A judge in Missouri sentenced Beau Gormley to five years of probation for his second rape conviction in two years.

Springfield, MO – A sex offender convicted of the statutory rape of a 16-year-old girl was just sentenced to probation for a second rape he committed while on probation for the first rape.

Beau Gormley, 33, pleaded guilty to having sex with a juvenile employee on a prep table in the Italian restaurant he managed in Ozark in June of 2014, KYTV reported.

Police said Gormley forced the teen to change her date of birth on her job application after they had sex so that he could claim that he thought his victim was older, according to the Springfield News-Leader.

Gormley was sentenced to a 120-day sex offender program, and afterwards, he was released on probation.

But 34 days after he got out of sex offender program in 2016, he was accused of raping a woman with whom he’d had a prior relationship, according to KYTV.

He was arrested, tried, and convicted again.

“This defendant, who has a prior conviction for having sex with a 16 year-old employee, 34 days after he was released from the sex offender assessment unit, raped the mother of his children,” Greene County Prosecutor Dan Patterson told KYTV.

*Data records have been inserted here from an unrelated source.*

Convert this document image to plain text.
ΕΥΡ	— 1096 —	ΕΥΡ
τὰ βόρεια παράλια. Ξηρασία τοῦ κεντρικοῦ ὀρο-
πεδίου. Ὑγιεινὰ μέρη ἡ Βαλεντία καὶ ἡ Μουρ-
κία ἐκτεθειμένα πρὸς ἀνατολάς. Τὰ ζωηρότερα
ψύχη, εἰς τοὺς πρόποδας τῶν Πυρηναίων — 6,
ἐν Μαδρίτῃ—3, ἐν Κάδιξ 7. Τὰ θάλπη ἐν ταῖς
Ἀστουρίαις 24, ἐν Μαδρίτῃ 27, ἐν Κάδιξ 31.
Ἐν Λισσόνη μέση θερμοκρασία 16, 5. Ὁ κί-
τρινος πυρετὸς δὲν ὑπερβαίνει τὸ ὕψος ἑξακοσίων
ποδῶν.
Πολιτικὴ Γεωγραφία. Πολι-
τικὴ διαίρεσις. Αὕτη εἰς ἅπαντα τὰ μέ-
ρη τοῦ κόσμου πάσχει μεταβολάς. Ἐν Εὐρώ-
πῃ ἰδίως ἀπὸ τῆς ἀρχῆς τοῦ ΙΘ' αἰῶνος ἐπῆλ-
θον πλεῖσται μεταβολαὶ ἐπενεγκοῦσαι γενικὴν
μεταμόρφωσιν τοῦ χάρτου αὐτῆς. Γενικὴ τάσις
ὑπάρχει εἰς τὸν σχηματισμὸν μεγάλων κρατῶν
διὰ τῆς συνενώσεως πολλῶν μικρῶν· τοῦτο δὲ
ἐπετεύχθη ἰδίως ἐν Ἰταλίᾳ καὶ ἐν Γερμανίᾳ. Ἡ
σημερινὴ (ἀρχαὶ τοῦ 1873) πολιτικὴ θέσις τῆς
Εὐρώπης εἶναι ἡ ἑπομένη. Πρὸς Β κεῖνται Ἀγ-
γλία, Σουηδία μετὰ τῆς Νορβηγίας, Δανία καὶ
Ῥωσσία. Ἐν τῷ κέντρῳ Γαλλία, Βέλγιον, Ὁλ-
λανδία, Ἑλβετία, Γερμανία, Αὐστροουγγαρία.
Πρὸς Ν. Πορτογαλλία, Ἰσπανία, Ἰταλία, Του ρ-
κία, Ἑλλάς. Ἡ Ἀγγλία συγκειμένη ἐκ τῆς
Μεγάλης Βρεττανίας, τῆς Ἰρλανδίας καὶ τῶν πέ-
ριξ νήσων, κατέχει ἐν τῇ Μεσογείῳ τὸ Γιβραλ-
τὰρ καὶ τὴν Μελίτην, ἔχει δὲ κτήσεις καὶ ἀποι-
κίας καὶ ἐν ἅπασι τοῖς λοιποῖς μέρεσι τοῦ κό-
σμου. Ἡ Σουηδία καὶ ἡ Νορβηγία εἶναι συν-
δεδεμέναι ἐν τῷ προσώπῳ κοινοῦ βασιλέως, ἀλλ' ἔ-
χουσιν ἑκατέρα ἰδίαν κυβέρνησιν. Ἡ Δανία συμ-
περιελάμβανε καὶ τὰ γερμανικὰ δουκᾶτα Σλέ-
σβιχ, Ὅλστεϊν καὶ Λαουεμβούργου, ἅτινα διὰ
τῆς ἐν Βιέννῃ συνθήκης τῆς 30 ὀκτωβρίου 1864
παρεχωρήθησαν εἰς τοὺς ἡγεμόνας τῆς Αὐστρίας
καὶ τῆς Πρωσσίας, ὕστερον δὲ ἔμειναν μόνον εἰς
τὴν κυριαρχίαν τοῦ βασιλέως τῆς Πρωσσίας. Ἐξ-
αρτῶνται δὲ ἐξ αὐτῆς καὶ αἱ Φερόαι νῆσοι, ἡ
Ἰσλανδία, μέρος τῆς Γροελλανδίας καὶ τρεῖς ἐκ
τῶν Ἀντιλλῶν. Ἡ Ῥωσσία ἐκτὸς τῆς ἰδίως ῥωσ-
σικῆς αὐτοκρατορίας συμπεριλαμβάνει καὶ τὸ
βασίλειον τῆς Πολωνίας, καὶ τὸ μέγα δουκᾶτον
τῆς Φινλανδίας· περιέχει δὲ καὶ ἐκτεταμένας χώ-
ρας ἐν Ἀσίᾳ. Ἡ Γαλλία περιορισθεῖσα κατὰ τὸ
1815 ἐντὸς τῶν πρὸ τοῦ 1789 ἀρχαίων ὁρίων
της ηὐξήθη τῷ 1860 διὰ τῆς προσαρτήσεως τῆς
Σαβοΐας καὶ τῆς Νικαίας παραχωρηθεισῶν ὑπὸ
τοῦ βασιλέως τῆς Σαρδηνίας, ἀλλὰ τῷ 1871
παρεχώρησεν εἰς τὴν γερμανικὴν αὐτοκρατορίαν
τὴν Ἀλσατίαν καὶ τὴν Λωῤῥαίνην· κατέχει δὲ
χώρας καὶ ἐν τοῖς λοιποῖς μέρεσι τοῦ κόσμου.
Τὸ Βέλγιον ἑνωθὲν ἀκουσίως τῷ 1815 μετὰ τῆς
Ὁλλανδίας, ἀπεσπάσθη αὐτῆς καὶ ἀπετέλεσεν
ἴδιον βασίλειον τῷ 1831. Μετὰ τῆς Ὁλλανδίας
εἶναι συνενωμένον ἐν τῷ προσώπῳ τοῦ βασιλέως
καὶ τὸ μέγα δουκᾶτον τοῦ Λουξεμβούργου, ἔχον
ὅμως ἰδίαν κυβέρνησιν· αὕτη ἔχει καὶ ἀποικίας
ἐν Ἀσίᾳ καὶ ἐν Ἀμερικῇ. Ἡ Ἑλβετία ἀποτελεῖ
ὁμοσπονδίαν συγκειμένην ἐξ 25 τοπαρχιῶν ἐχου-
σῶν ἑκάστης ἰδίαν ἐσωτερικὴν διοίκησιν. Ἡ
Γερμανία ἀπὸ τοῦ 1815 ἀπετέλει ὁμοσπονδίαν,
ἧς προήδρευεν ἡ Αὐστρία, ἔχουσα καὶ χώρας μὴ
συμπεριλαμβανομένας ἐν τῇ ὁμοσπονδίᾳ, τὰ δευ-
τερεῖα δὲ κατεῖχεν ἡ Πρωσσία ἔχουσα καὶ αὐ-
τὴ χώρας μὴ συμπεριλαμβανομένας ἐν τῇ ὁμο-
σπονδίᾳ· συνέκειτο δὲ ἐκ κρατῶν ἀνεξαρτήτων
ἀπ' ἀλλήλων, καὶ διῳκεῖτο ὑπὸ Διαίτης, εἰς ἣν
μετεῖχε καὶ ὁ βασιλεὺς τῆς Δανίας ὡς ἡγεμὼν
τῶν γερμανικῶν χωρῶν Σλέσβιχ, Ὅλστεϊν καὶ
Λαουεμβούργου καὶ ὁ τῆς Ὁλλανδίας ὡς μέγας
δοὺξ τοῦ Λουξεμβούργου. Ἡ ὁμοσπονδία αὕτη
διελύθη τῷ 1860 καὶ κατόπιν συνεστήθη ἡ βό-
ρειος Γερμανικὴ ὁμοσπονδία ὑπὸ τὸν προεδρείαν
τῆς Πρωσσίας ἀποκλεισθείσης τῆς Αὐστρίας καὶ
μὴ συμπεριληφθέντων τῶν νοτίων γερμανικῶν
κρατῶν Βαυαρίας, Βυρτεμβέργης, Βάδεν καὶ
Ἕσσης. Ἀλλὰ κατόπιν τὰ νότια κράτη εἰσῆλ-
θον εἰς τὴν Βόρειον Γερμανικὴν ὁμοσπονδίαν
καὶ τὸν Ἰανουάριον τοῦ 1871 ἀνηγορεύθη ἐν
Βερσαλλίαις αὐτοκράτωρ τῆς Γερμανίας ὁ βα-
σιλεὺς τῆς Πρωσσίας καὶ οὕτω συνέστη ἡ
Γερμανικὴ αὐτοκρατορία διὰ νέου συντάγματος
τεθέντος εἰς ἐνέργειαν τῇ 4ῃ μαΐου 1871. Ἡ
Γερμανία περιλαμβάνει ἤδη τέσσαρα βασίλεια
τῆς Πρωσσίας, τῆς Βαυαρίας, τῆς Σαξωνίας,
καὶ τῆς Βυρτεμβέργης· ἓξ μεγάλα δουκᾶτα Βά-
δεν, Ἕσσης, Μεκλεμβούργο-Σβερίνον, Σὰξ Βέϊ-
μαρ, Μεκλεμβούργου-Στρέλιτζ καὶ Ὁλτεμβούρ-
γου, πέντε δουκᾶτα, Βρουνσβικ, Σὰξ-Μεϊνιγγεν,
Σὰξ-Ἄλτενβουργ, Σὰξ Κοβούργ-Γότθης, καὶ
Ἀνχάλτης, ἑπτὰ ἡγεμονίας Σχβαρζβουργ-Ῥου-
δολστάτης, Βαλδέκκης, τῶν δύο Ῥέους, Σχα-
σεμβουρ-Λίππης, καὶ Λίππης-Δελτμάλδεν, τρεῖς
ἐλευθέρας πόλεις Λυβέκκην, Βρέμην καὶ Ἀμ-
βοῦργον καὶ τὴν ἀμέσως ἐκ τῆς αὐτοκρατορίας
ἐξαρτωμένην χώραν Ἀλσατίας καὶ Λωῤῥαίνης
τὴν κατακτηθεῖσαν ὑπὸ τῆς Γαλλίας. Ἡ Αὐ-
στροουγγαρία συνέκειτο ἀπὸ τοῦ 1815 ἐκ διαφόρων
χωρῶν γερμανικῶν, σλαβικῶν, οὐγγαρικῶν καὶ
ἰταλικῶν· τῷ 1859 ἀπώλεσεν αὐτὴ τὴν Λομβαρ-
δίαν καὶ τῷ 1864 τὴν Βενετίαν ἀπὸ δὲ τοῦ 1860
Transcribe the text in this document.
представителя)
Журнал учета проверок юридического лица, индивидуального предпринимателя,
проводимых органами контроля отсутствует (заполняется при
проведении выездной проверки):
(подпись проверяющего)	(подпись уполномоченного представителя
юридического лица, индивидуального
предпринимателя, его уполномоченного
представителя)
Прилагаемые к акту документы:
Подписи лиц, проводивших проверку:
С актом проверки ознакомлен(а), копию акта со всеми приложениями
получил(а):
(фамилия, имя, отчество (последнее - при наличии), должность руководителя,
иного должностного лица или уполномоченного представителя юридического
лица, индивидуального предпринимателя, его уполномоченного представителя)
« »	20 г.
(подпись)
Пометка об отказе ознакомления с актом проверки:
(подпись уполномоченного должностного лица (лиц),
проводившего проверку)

Police said Gormley pressured the woman to lay down with him and perform oral sex on him, and she eventually agreed. But when she got into bed with Gormley, he held her down and raped her, the Springfield News-Leaders reported.

But on Feb. 22, Judge Calvin Holden only sentenced Gormley to five years of probation on the conviction for second-degree rape despite the fact it was his second rape conviction in less than three years.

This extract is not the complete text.